The result is that the CPOE system now generates hard and soft stops when the amount of a prescription is suspect. To understand the importance of developing hard and soft stops on medication dosages, Vaidya points to its effect on prescriptions of potassium. The drug is used to treat a variety of health concerns, but potassium can also be lethal if taken in large amounts. In the five years since Phoenix Children’s developed its hard and soft stops for potassium based on its analytics, its CPOE system electronically flagged and stopped 108 orders of potentially harmful doses. In most cases, Vaidya says, a wrong keystroke caused an unsafe dose to be entered, but in other cases in was unfamiliarity with the appropriate dosage levels for that specific patient. When hard stops occur, the CPOE system is programmed to not generate the order, eliminating the possibility that a dangerous medication dose could flow downstream to the pharmacy. Soft stops are flagged and then reviewed by both the ordering physician and pharmacist to ensure the clinical conditions warrant such a high dose.
“When you’re dealing with a pediatric population, small changes in medication dosages can be the difference between a soft stop for a dose level that’s a bit high, to a hard stop because the dosage is potentially lethal.”
Another example of how the data lake is improving patient care is Phoenix Children’s recently launched effort to head off kidney injuries.
Vaidya spoke with a nephrologist at Phoenix Children’s who was concerned that the health system didn’t have an effective way to monitor the kidney functions of the 300 patients in the hospital. Many children are being treated for serious conditions such as cancer, asthma and infections that require multiple medications. But those medications combined can negatively impact kidney function. “There are all kinds of disparate pieces of data in the EHR about each patient’s condition and medications, and it’s basically impossible for a physician to cognitively calculate all the possible side effects and interactions from the different drugs available,” Vaidya says. “So what we needed to do was look at the data and provide physicians and pharmacists with very early warnings about potential kidney damage.”
The kidney function monitoring system taps into the data lake in real-time and pulls together data from myriad data streams to analyze creatinine tests, which measure the functions of the kidney, along with information such as diagnoses and medications to gauge kidney function trends for every patient at the hospital. Most of those patients, Vaidya notes, were not admitted for kidney problems and hadn’t been monitored consistently for how their various treatments were having an impact on kidney function.

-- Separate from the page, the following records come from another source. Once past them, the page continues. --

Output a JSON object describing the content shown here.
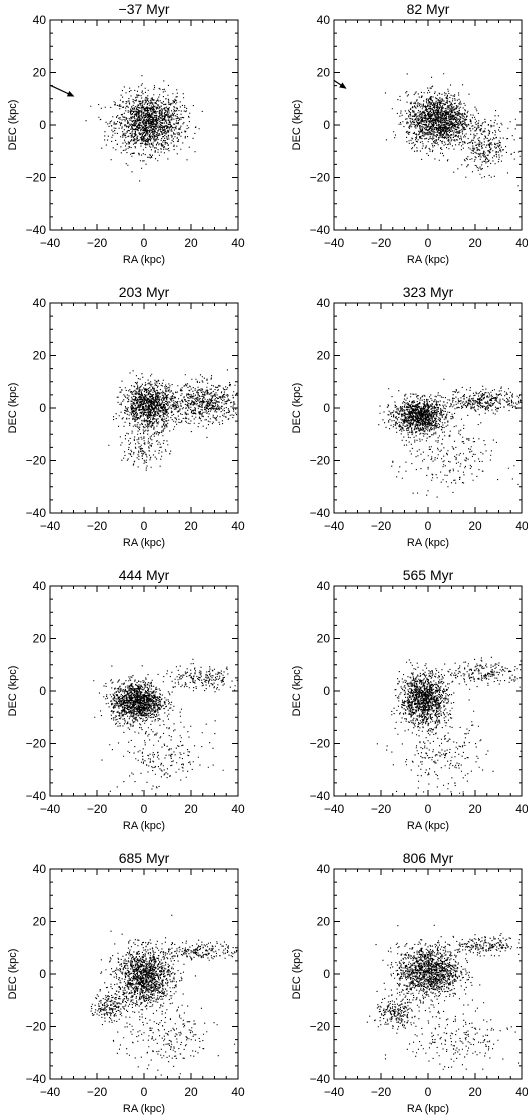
{
  "figure": {
    "grid": false,
    "colors": {
      "axis": "#000000",
      "points": "#000000",
      "background": "#ffffff"
    }
  },
  "chart_data": [
    {
      "type": "scatter",
      "title": "−37 Myr",
      "xlabel": "RA (kpc)",
      "ylabel": "DEC (kpc)",
      "xlim": [
        -40,
        40
      ],
      "ylim": [
        -40,
        40
      ],
      "xticks": [
        -40,
        -20,
        0,
        20,
        40
      ],
      "yticks": [
        -40,
        -20,
        0,
        20,
        40
      ],
      "grid": false,
      "arrow": {
        "from": [
          -42,
          16
        ],
        "to": [
          -30,
          11
        ]
      },
      "components": [
        {
          "cx": 2,
          "cy": 1,
          "rx": 13,
          "ry": 10,
          "n": 1500
        }
      ]
    },
    {
      "type": "scatter",
      "title": "82 Myr",
      "xlabel": "RA (kpc)",
      "ylabel": "DEC (kpc)",
      "xlim": [
        -40,
        40
      ],
      "ylim": [
        -40,
        40
      ],
      "xticks": [
        -40,
        -20,
        0,
        20,
        40
      ],
      "yticks": [
        -40,
        -20,
        0,
        20,
        40
      ],
      "grid": false,
      "arrow": {
        "from": [
          -40,
          17
        ],
        "to": [
          -35,
          14
        ]
      },
      "components": [
        {
          "cx": 4,
          "cy": 2,
          "rx": 12,
          "ry": 9,
          "n": 1500
        },
        {
          "cx": 24,
          "cy": -8,
          "rx": 10,
          "ry": 9,
          "n": 300
        }
      ]
    },
    {
      "type": "scatter",
      "title": "203 Myr",
      "xlabel": "RA (kpc)",
      "ylabel": "DEC (kpc)",
      "xlim": [
        -40,
        40
      ],
      "ylim": [
        -40,
        40
      ],
      "xticks": [
        -40,
        -20,
        0,
        20,
        40
      ],
      "yticks": [
        -40,
        -20,
        0,
        20,
        40
      ],
      "grid": false,
      "components": [
        {
          "cx": 2,
          "cy": 1,
          "rx": 10,
          "ry": 8,
          "n": 1100
        },
        {
          "cx": 26,
          "cy": 2,
          "rx": 14,
          "ry": 7,
          "n": 600
        },
        {
          "cx": 0,
          "cy": -15,
          "rx": 9,
          "ry": 7,
          "n": 140
        }
      ]
    },
    {
      "type": "scatter",
      "title": "323 Myr",
      "xlabel": "RA (kpc)",
      "ylabel": "DEC (kpc)",
      "xlim": [
        -40,
        40
      ],
      "ylim": [
        -40,
        40
      ],
      "xticks": [
        -40,
        -20,
        0,
        20,
        40
      ],
      "yticks": [
        -40,
        -20,
        0,
        20,
        40
      ],
      "grid": false,
      "components": [
        {
          "cx": -4,
          "cy": -3,
          "rx": 10,
          "ry": 6,
          "n": 1100
        },
        {
          "cx": 24,
          "cy": 3,
          "rx": 15,
          "ry": 4,
          "n": 350
        },
        {
          "cx": 8,
          "cy": -20,
          "rx": 18,
          "ry": 12,
          "n": 200
        }
      ]
    },
    {
      "type": "scatter",
      "title": "444 Myr",
      "xlabel": "RA (kpc)",
      "ylabel": "DEC (kpc)",
      "xlim": [
        -40,
        40
      ],
      "ylim": [
        -40,
        40
      ],
      "xticks": [
        -40,
        -20,
        0,
        20,
        40
      ],
      "yticks": [
        -40,
        -20,
        0,
        20,
        40
      ],
      "grid": false,
      "components": [
        {
          "cx": -3,
          "cy": -4,
          "rx": 10,
          "ry": 7,
          "n": 1300
        },
        {
          "cx": 24,
          "cy": 5,
          "rx": 15,
          "ry": 4,
          "n": 200
        },
        {
          "cx": 8,
          "cy": -25,
          "rx": 17,
          "ry": 12,
          "n": 200
        }
      ]
    },
    {
      "type": "scatter",
      "title": "565 Myr",
      "xlabel": "RA (kpc)",
      "ylabel": "DEC (kpc)",
      "xlim": [
        -40,
        40
      ],
      "ylim": [
        -40,
        40
      ],
      "xticks": [
        -40,
        -20,
        0,
        20,
        40
      ],
      "yticks": [
        -40,
        -20,
        0,
        20,
        40
      ],
      "grid": false,
      "components": [
        {
          "cx": -2,
          "cy": -3,
          "rx": 9,
          "ry": 9,
          "n": 1200
        },
        {
          "cx": 24,
          "cy": 7,
          "rx": 15,
          "ry": 4,
          "n": 200
        },
        {
          "cx": 6,
          "cy": -25,
          "rx": 17,
          "ry": 12,
          "n": 200
        }
      ]
    },
    {
      "type": "scatter",
      "title": "685 Myr",
      "xlabel": "RA (kpc)",
      "ylabel": "DEC (kpc)",
      "xlim": [
        -40,
        40
      ],
      "ylim": [
        -40,
        40
      ],
      "xticks": [
        -40,
        -20,
        0,
        20,
        40
      ],
      "yticks": [
        -40,
        -20,
        0,
        20,
        40
      ],
      "grid": false,
      "components": [
        {
          "cx": 0,
          "cy": -1,
          "rx": 11,
          "ry": 10,
          "n": 1300
        },
        {
          "cx": -15,
          "cy": -12,
          "rx": 6,
          "ry": 5,
          "n": 180
        },
        {
          "cx": 24,
          "cy": 9,
          "rx": 15,
          "ry": 3,
          "n": 200
        },
        {
          "cx": 10,
          "cy": -25,
          "rx": 18,
          "ry": 10,
          "n": 200
        }
      ]
    },
    {
      "type": "scatter",
      "title": "806 Myr",
      "xlabel": "RA (kpc)",
      "ylabel": "DEC (kpc)",
      "xlim": [
        -40,
        40
      ],
      "ylim": [
        -40,
        40
      ],
      "xticks": [
        -40,
        -20,
        0,
        20,
        40
      ],
      "yticks": [
        -40,
        -20,
        0,
        20,
        40
      ],
      "grid": false,
      "components": [
        {
          "cx": 0,
          "cy": 1,
          "rx": 12,
          "ry": 9,
          "n": 1300
        },
        {
          "cx": -14,
          "cy": -15,
          "rx": 8,
          "ry": 5,
          "n": 200
        },
        {
          "cx": 24,
          "cy": 11,
          "rx": 15,
          "ry": 3,
          "n": 200
        },
        {
          "cx": 12,
          "cy": -25,
          "rx": 20,
          "ry": 11,
          "n": 200
        }
      ]
    }
  ]
}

Now that physicians and pharmacists have real-time information about trends, they can quickly identify any changes in kidney functions and address those changes before any damage occurs.
The speed and success of the effort is an example of how the technological and structural efficiencies help Phoenix Children’s big data efforts deliver, Higginson says.
The organization is structured very flat, he says, and instead of committee meetings there are one-on-one interactions with clinical and IT leaders. So instead of running the kidney monitoring system though a number of committees, Higginson and Vaidya met with a few colleagues to sketch out the data requirements and design for the system. The prototype was put together in a week and reviewed by clinicians, who said it could make a huge safety impact. Within hours, the prototype was available to clinicians.
“We are now on version 15 or so of this kidney functioning monitoring system, but instead of waiting months to perfect the system we put it out and it had an immediate impact, and now we’re consistently working to improve it based on the feedback from end users,” Higginson says. “We’ve tried very hard to knock down the technological barriers as well as the organizational barriers to using our data, every bit of it, to improve our operations.”